Disqualification of Felons and Other “Bad Actors” from Rule 506 Offerings
Under the final rule, an issuer cannot rely on the Rule 506 exemption if the issuer or any other person covered by the rule has had a “disqualifying event.” Unlike the proposed rule, which would have applied to disqualifying events that occurred prior to the date of the adoption of the rule, the final rule applies only to disqualifying events that occur after the effective date of the final rule. However, issuers offering securities under Rule 506 are required to provide investors with written disclosure of disqualifying events that occurred prior to the effective date of the final rule. Under the final rule, disqualifying events apply to executive officers and to officers who participate in the offering; under the proposed rule, disqualifying events would have applied to any officer of the issuer or any officer of a person paid to solicit investors. Moreover, under the final rule, disqualifying events apply to beneficial owners of 20% or more of the issuer’s outstanding voting equity securities, calculated on the basis of voting power; under the proposed rule, disqualifying events would have applied to any beneficial owner of 10% or more of any class of the issuer’s securities. Finally, unlike the proposed rule which would not have covered investment managers to pooled investment funds, the final rule covers investment managers to pooled investment funds as well as their principals.
Proposing Amendments to Private Offering Rules
The proposed amendments to Regulation D would, among other things, disqualify an issuer from relying on Rule 506 for one year for future offerings if the issuer, or any predecessor or affiliate of the issuer, did not comply, within the last five years, with Form D filing requirements in a Rule 506 offering. The proposed amendments would also require the issuer to file a Form D at least 15 calendar days before engaging in general solicitation for an offering and within 30 days of completing an offering. Currently, an issuer is required to file a Form D no later than 15 calendar days after the first sale of securities in an offering. Issuers would also need to report additional information on the Form D, include certain legends and disclosures in written general solicitation materials, and submit written general solicitation materials to the SEC (which would not be available to the general public).

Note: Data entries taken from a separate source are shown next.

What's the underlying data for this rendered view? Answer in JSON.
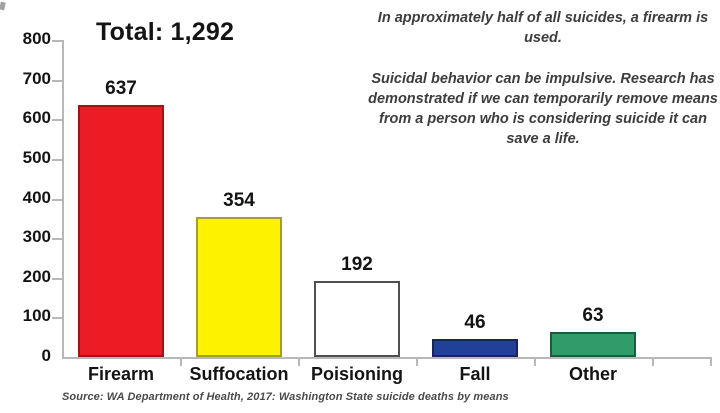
{
  "title": "Total: 1,292",
  "annotations": {
    "para1": "In approximately half of all suicides, a firearm is used.",
    "para2": "Suicidal behavior can be impulsive. Research has demonstrated if we can temporarily remove means from a person who is considering suicide it can save a life."
  },
  "source": "Source: WA Department of Health, 2017: Washington State suicide deaths by means",
  "chart_data": {
    "type": "bar",
    "title": "Total: 1,292",
    "categories": [
      "Firearm",
      "Suffocation",
      "Poisioning",
      "Fall",
      "Other"
    ],
    "values": [
      637,
      354,
      192,
      46,
      63
    ],
    "total": 1292,
    "bar_colors": [
      "#ec1c24",
      "#fdf200",
      "#ffffff",
      "#21409a",
      "#2f9c69"
    ],
    "bar_border_colors": [
      "#9e1419",
      "#a3a02a",
      "#4f4f4f",
      "#16265c",
      "#1c5b3d"
    ],
    "xlabel": "",
    "ylabel": "",
    "ylim": [
      0,
      800
    ],
    "yticks": [
      0,
      100,
      200,
      300,
      400,
      500,
      600,
      700,
      800
    ],
    "grid": false,
    "legend": false,
    "axis_color": "#b8b8b8"
  }
}
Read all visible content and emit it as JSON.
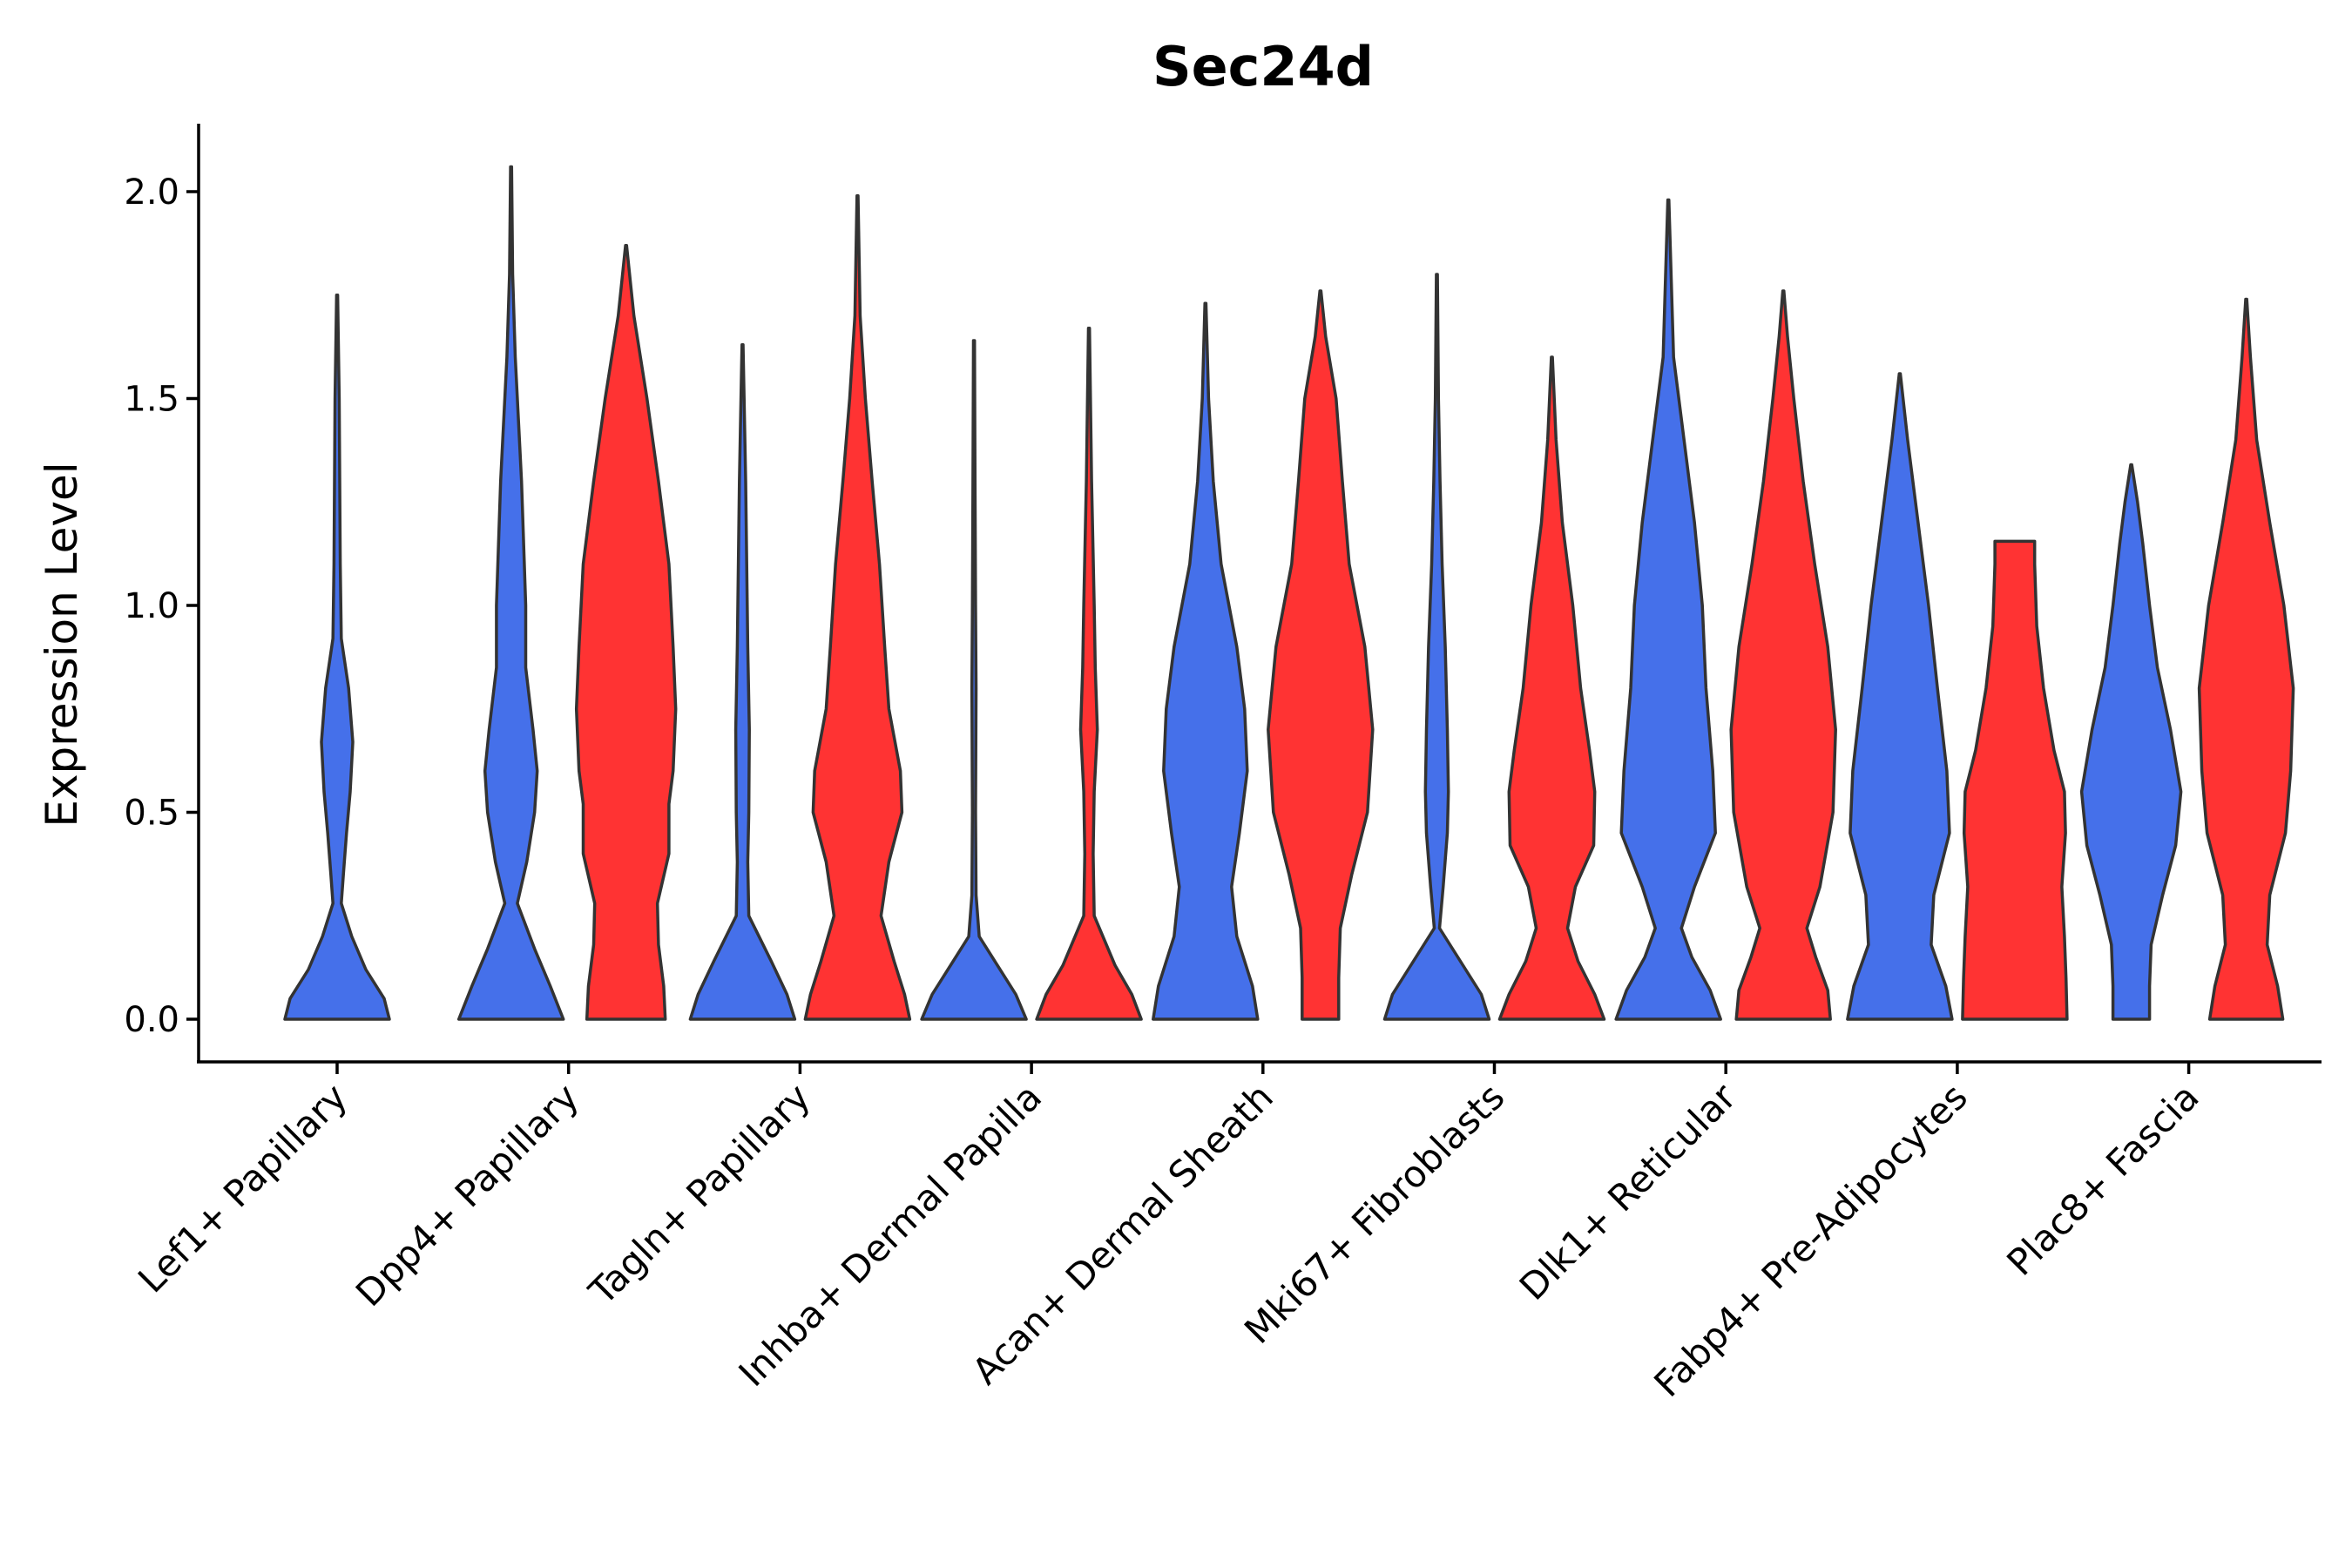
{
  "chart_data": {
    "type": "violin",
    "title": "Sec24d",
    "xlabel": "",
    "ylabel": "Expression Level",
    "ylim": [
      -0.1,
      2.15
    ],
    "yticks": [
      0.0,
      0.5,
      1.0,
      1.5,
      2.0
    ],
    "ytick_labels": [
      "0.0",
      "0.5",
      "1.0",
      "1.5",
      "2.0"
    ],
    "colors": {
      "blue": "#4570ea",
      "red": "#ff3333",
      "outline": "#333333"
    },
    "groups": [
      {
        "name": "Lef1+ Papillary",
        "violins": [
          {
            "color": "blue",
            "offset": 0,
            "max": 1.75,
            "profile": [
              [
                0,
                1.0
              ],
              [
                0.05,
                0.9
              ],
              [
                0.12,
                0.55
              ],
              [
                0.2,
                0.28
              ],
              [
                0.28,
                0.08
              ],
              [
                0.35,
                0.12
              ],
              [
                0.45,
                0.18
              ],
              [
                0.55,
                0.25
              ],
              [
                0.67,
                0.3
              ],
              [
                0.8,
                0.22
              ],
              [
                0.92,
                0.08
              ],
              [
                1.1,
                0.06
              ],
              [
                1.3,
                0.05
              ],
              [
                1.5,
                0.04
              ],
              [
                1.75,
                0.01
              ]
            ]
          }
        ]
      },
      {
        "name": "Dpp4+ Papillary",
        "violins": [
          {
            "color": "blue",
            "offset": -0.38,
            "max": 2.06,
            "profile": [
              [
                0,
                1.0
              ],
              [
                0.08,
                0.75
              ],
              [
                0.17,
                0.45
              ],
              [
                0.28,
                0.12
              ],
              [
                0.38,
                0.3
              ],
              [
                0.5,
                0.45
              ],
              [
                0.6,
                0.5
              ],
              [
                0.7,
                0.42
              ],
              [
                0.85,
                0.28
              ],
              [
                1.0,
                0.28
              ],
              [
                1.3,
                0.2
              ],
              [
                1.6,
                0.08
              ],
              [
                1.8,
                0.03
              ],
              [
                2.06,
                0.01
              ]
            ]
          },
          {
            "color": "red",
            "offset": 0.38,
            "max": 1.87,
            "profile": [
              [
                0,
                0.75
              ],
              [
                0.08,
                0.72
              ],
              [
                0.18,
                0.62
              ],
              [
                0.28,
                0.6
              ],
              [
                0.4,
                0.82
              ],
              [
                0.52,
                0.82
              ],
              [
                0.6,
                0.9
              ],
              [
                0.75,
                0.95
              ],
              [
                0.9,
                0.9
              ],
              [
                1.1,
                0.82
              ],
              [
                1.3,
                0.62
              ],
              [
                1.5,
                0.4
              ],
              [
                1.7,
                0.15
              ],
              [
                1.87,
                0.01
              ]
            ]
          }
        ]
      },
      {
        "name": "Tagln+ Papillary",
        "violins": [
          {
            "color": "blue",
            "offset": -0.38,
            "max": 1.63,
            "profile": [
              [
                0,
                1.0
              ],
              [
                0.06,
                0.85
              ],
              [
                0.14,
                0.55
              ],
              [
                0.25,
                0.12
              ],
              [
                0.38,
                0.1
              ],
              [
                0.5,
                0.12
              ],
              [
                0.7,
                0.13
              ],
              [
                0.9,
                0.1
              ],
              [
                1.1,
                0.08
              ],
              [
                1.3,
                0.06
              ],
              [
                1.5,
                0.03
              ],
              [
                1.63,
                0.01
              ]
            ]
          },
          {
            "color": "red",
            "offset": 0.38,
            "max": 1.99,
            "profile": [
              [
                0,
                1.0
              ],
              [
                0.06,
                0.9
              ],
              [
                0.14,
                0.7
              ],
              [
                0.25,
                0.45
              ],
              [
                0.38,
                0.6
              ],
              [
                0.5,
                0.85
              ],
              [
                0.6,
                0.82
              ],
              [
                0.75,
                0.6
              ],
              [
                0.9,
                0.52
              ],
              [
                1.1,
                0.42
              ],
              [
                1.3,
                0.28
              ],
              [
                1.5,
                0.15
              ],
              [
                1.7,
                0.05
              ],
              [
                1.99,
                0.01
              ]
            ]
          }
        ]
      },
      {
        "name": "Inhba+ Dermal Papilla",
        "violins": [
          {
            "color": "blue",
            "offset": -0.38,
            "max": 1.64,
            "profile": [
              [
                0,
                1.0
              ],
              [
                0.06,
                0.8
              ],
              [
                0.13,
                0.45
              ],
              [
                0.2,
                0.1
              ],
              [
                0.3,
                0.04
              ],
              [
                0.5,
                0.03
              ],
              [
                0.8,
                0.04
              ],
              [
                1.0,
                0.03
              ],
              [
                1.3,
                0.02
              ],
              [
                1.64,
                0.01
              ]
            ]
          },
          {
            "color": "red",
            "offset": 0.38,
            "max": 1.67,
            "profile": [
              [
                0,
                1.0
              ],
              [
                0.06,
                0.82
              ],
              [
                0.13,
                0.5
              ],
              [
                0.25,
                0.1
              ],
              [
                0.4,
                0.08
              ],
              [
                0.55,
                0.1
              ],
              [
                0.7,
                0.16
              ],
              [
                0.85,
                0.12
              ],
              [
                1.0,
                0.1
              ],
              [
                1.3,
                0.05
              ],
              [
                1.67,
                0.01
              ]
            ]
          }
        ]
      },
      {
        "name": "Acan+ Dermal Sheath",
        "violins": [
          {
            "color": "blue",
            "offset": -0.38,
            "max": 1.73,
            "profile": [
              [
                0,
                1.0
              ],
              [
                0.08,
                0.9
              ],
              [
                0.2,
                0.6
              ],
              [
                0.32,
                0.5
              ],
              [
                0.45,
                0.65
              ],
              [
                0.6,
                0.8
              ],
              [
                0.75,
                0.75
              ],
              [
                0.9,
                0.6
              ],
              [
                1.1,
                0.3
              ],
              [
                1.3,
                0.15
              ],
              [
                1.5,
                0.06
              ],
              [
                1.73,
                0.01
              ]
            ]
          },
          {
            "color": "red",
            "offset": 0.38,
            "max": 1.76,
            "profile": [
              [
                0,
                0.35
              ],
              [
                0.1,
                0.35
              ],
              [
                0.22,
                0.38
              ],
              [
                0.35,
                0.6
              ],
              [
                0.5,
                0.9
              ],
              [
                0.7,
                1.0
              ],
              [
                0.9,
                0.85
              ],
              [
                1.1,
                0.55
              ],
              [
                1.3,
                0.42
              ],
              [
                1.5,
                0.3
              ],
              [
                1.65,
                0.1
              ],
              [
                1.76,
                0.01
              ]
            ]
          }
        ]
      },
      {
        "name": "Mki67+ Fibroblasts",
        "violins": [
          {
            "color": "blue",
            "offset": -0.38,
            "max": 1.8,
            "profile": [
              [
                0,
                1.0
              ],
              [
                0.06,
                0.85
              ],
              [
                0.14,
                0.45
              ],
              [
                0.22,
                0.05
              ],
              [
                0.32,
                0.12
              ],
              [
                0.45,
                0.2
              ],
              [
                0.55,
                0.22
              ],
              [
                0.7,
                0.2
              ],
              [
                0.9,
                0.16
              ],
              [
                1.1,
                0.1
              ],
              [
                1.3,
                0.06
              ],
              [
                1.5,
                0.03
              ],
              [
                1.8,
                0.01
              ]
            ]
          },
          {
            "color": "red",
            "offset": 0.38,
            "max": 1.6,
            "profile": [
              [
                0,
                1.0
              ],
              [
                0.06,
                0.82
              ],
              [
                0.14,
                0.5
              ],
              [
                0.22,
                0.3
              ],
              [
                0.32,
                0.45
              ],
              [
                0.42,
                0.8
              ],
              [
                0.55,
                0.82
              ],
              [
                0.65,
                0.72
              ],
              [
                0.8,
                0.55
              ],
              [
                1.0,
                0.4
              ],
              [
                1.2,
                0.2
              ],
              [
                1.4,
                0.08
              ],
              [
                1.6,
                0.01
              ]
            ]
          }
        ]
      },
      {
        "name": "Dlk1+ Reticular",
        "violins": [
          {
            "color": "blue",
            "offset": -0.38,
            "max": 1.98,
            "profile": [
              [
                0,
                1.0
              ],
              [
                0.07,
                0.8
              ],
              [
                0.15,
                0.45
              ],
              [
                0.22,
                0.25
              ],
              [
                0.32,
                0.5
              ],
              [
                0.45,
                0.9
              ],
              [
                0.6,
                0.85
              ],
              [
                0.8,
                0.72
              ],
              [
                1.0,
                0.65
              ],
              [
                1.2,
                0.5
              ],
              [
                1.4,
                0.3
              ],
              [
                1.6,
                0.1
              ],
              [
                1.98,
                0.01
              ]
            ]
          },
          {
            "color": "red",
            "offset": 0.38,
            "max": 1.76,
            "profile": [
              [
                0,
                0.9
              ],
              [
                0.07,
                0.85
              ],
              [
                0.15,
                0.62
              ],
              [
                0.22,
                0.45
              ],
              [
                0.32,
                0.7
              ],
              [
                0.5,
                0.95
              ],
              [
                0.7,
                1.0
              ],
              [
                0.9,
                0.85
              ],
              [
                1.1,
                0.6
              ],
              [
                1.3,
                0.38
              ],
              [
                1.5,
                0.2
              ],
              [
                1.65,
                0.08
              ],
              [
                1.76,
                0.01
              ]
            ]
          }
        ]
      },
      {
        "name": "Fabp4+ Pre-Adipocytes",
        "violins": [
          {
            "color": "blue",
            "offset": -0.38,
            "max": 1.56,
            "profile": [
              [
                0,
                1.0
              ],
              [
                0.08,
                0.88
              ],
              [
                0.18,
                0.6
              ],
              [
                0.3,
                0.65
              ],
              [
                0.45,
                0.95
              ],
              [
                0.6,
                0.9
              ],
              [
                0.8,
                0.72
              ],
              [
                1.0,
                0.55
              ],
              [
                1.2,
                0.35
              ],
              [
                1.4,
                0.15
              ],
              [
                1.56,
                0.01
              ]
            ]
          },
          {
            "color": "red",
            "offset": 0.38,
            "max": 1.155,
            "profile": [
              [
                0,
                1.0
              ],
              [
                0.1,
                0.98
              ],
              [
                0.2,
                0.95
              ],
              [
                0.32,
                0.9
              ],
              [
                0.45,
                0.97
              ],
              [
                0.55,
                0.95
              ],
              [
                0.65,
                0.75
              ],
              [
                0.8,
                0.55
              ],
              [
                0.95,
                0.42
              ],
              [
                1.1,
                0.38
              ],
              [
                1.155,
                0.38
              ]
            ]
          }
        ]
      },
      {
        "name": "Plac8+ Fascia",
        "violins": [
          {
            "color": "blue",
            "offset": -0.38,
            "max": 1.34,
            "profile": [
              [
                0,
                0.35
              ],
              [
                0.08,
                0.35
              ],
              [
                0.18,
                0.38
              ],
              [
                0.3,
                0.6
              ],
              [
                0.42,
                0.85
              ],
              [
                0.55,
                0.95
              ],
              [
                0.7,
                0.75
              ],
              [
                0.85,
                0.5
              ],
              [
                1.0,
                0.35
              ],
              [
                1.15,
                0.22
              ],
              [
                1.25,
                0.12
              ],
              [
                1.34,
                0.01
              ]
            ]
          },
          {
            "color": "red",
            "offset": 0.38,
            "max": 1.74,
            "profile": [
              [
                0,
                0.7
              ],
              [
                0.08,
                0.6
              ],
              [
                0.18,
                0.4
              ],
              [
                0.3,
                0.45
              ],
              [
                0.45,
                0.75
              ],
              [
                0.6,
                0.85
              ],
              [
                0.8,
                0.9
              ],
              [
                1.0,
                0.72
              ],
              [
                1.2,
                0.45
              ],
              [
                1.4,
                0.2
              ],
              [
                1.6,
                0.08
              ],
              [
                1.74,
                0.01
              ]
            ]
          }
        ]
      }
    ]
  }
}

The rule amendments will have a significant impact on the private offering market. There will be greater flexibility for private fund managers to market their funds and speak to the media. At the same time, if the proposed amendments are adopted, private fund managers will need to file more information with the SEC. The final rules become effective 60 days after publication in the Federal Register. Comments on the proposed rule are due 60 days after publication in the Federal Register.